Proposal for of Simons Observatory Data Products

data
Published

December 5, 2024

License

CC BY 4.0 only requiring attribution and not restricting commercial use or remixes.

Attribution

We would like people that use a public dataset to be able to properly attribute the work to the SO Collaboration. If there is a related paper, clearly this should be cited, but this does not necessarily appropriately credit everyone who worked on the infrastructure for producing this open data.

Cite a paper

Traditionally attribution is achieved by asking people to cite a specific paper, while this works well with Academia rewarding paper citations, if anyone joins the collaboration after publication of the referenced paper, they would not receive proper recognition. Moreover, some data products do not have a specific paper to refer to. Finally, given the large quantity of data that (A)SO plans to release on short timescales, there may not be a specific paper that is relevant for a particular data product.

Publishing a paper takes a lot of time, especially in a large collaboration which does a first round of internal review, therefore an author list is often obsolete by the time the paper is out. Moreover, papers on a specific topic might be spaced by 1 or 2 years and all data products published between those releases would reference an obsolete author list.

DOI for each dataset

This is the most straighforward use of DOIs, and it is how Zenodo or Figshare work, each dataset (not necessarily each data product, but each data release) is assigned a DOI.

UCSD offers a DOI service which is free to use and has API can that be used to mint DOIs for datasets programmatically within our data release pipeline.

This works well for identifying the data source but (possibly) dilutes citations. It depends a lot on the data release cycle, if data releases are rare, then this could work, each dataset has as authors the people contributing to that release.

Being all based on automated tools, in this case we also need a service (HTTP API) that automatically keeps track of the author list, so that the data release pipeline can query this service and get back the correct list of people to be added to a DOI based on the current status of the collaboration, the type of data product, and the time of the release. This service implements in software all the policies that we decide on how to assign authorship to a data product.

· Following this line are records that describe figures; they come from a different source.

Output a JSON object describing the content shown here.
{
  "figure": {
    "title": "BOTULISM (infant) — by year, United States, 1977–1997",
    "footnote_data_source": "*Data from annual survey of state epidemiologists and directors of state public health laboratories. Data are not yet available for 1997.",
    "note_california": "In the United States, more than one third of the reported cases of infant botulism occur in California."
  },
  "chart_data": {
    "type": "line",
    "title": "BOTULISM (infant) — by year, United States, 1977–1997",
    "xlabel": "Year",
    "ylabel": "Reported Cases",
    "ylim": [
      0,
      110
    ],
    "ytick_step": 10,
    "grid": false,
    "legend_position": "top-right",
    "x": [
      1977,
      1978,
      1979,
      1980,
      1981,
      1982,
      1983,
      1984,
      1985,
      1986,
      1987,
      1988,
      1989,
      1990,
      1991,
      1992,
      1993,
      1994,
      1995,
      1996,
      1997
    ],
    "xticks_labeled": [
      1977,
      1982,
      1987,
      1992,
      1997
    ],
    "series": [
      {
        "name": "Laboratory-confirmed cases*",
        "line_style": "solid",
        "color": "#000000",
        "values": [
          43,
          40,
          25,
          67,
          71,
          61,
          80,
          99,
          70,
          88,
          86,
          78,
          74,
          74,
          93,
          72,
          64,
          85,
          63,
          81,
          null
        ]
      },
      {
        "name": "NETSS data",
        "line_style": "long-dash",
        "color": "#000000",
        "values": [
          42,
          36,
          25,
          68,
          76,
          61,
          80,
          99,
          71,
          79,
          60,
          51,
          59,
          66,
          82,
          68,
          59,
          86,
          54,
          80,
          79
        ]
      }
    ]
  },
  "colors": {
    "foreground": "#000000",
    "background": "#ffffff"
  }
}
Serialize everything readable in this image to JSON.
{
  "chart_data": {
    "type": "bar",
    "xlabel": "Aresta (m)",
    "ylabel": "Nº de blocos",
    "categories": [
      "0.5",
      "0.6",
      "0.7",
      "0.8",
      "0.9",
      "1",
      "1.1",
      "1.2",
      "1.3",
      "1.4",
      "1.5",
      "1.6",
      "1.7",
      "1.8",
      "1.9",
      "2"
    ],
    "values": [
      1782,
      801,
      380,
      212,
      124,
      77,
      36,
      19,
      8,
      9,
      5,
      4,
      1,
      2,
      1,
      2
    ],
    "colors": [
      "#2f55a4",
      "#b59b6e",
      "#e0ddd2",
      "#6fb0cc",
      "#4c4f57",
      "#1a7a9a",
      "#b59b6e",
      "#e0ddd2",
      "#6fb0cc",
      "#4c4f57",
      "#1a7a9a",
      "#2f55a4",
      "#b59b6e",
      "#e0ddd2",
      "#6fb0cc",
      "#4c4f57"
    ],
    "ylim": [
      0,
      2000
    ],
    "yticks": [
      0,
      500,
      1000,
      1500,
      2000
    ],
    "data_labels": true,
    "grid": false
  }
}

Examples of data products:

  • Occasional data release, e.g. once every few months, this could be either simulations or real data or results of some analysis. This is straightforward, we mint a single DOI for the release with the full member list at the time of the release. This doesn’t need to be completely automated, there could be a manual step where the membership list got from the automated service is merged with external collaborators and then the DOI is minted.
  • Daily products, for example maps, in this case a single DOI per day would make it difficult to aggregate citations, it would be best to create a hierarchical DOI, with a canonical DOI “Simons Observatory Daily Maps” and a DOI for each month which is minted at the beginning of the month, and then data added to it. In this way we could coalesce citations for all the maps under the single canonical DOI.

See for example LIGO, for a data release they both have a page on their website with a DOI https://gwosc.org/eventapi/html/O4_Discovery_Papers/GW230529_181500/v1/ and then they have additional (smaller I guess) data products on Zenodo with another DOI.

Timed DOI for the SO collaboration

This is an uncommon use of DOIs, the idea is that instead of having DOIs pointing to a specific dataset, the DOI is basically tracking the current members of the collaboration.

First we create a DOI for the “Data produced by Simons Observatory” which is the canonical DOI which ideally points to all data ever published by the collaboration. Then we use the DOI versioning system to create new DOIs regularly, for example every quarter or every 6 months which points to a single URL which collects all data produced in that period, therefore the meaning of a DOI would be for example “Data produced by Simons Observatory between January and March 2025”. We can create the DOI in advance and then add the data to it as it is produced. So both data releases and daily products would be added to this DOI. If necessary, metadata of the DOI can be modified, so if we want to add a new member to the doi, we can do that.

Again, it would be best to have the management of authorship automated, and build a service that runs periodically to mint a new DOI and keep it up to date with the current membership list.

One weakness of this system is that it is not clear how to handle an outside member that collaborates just for a single product. In that case, if they are added to the DOI, they would be authors of all data products produced in that time-frame.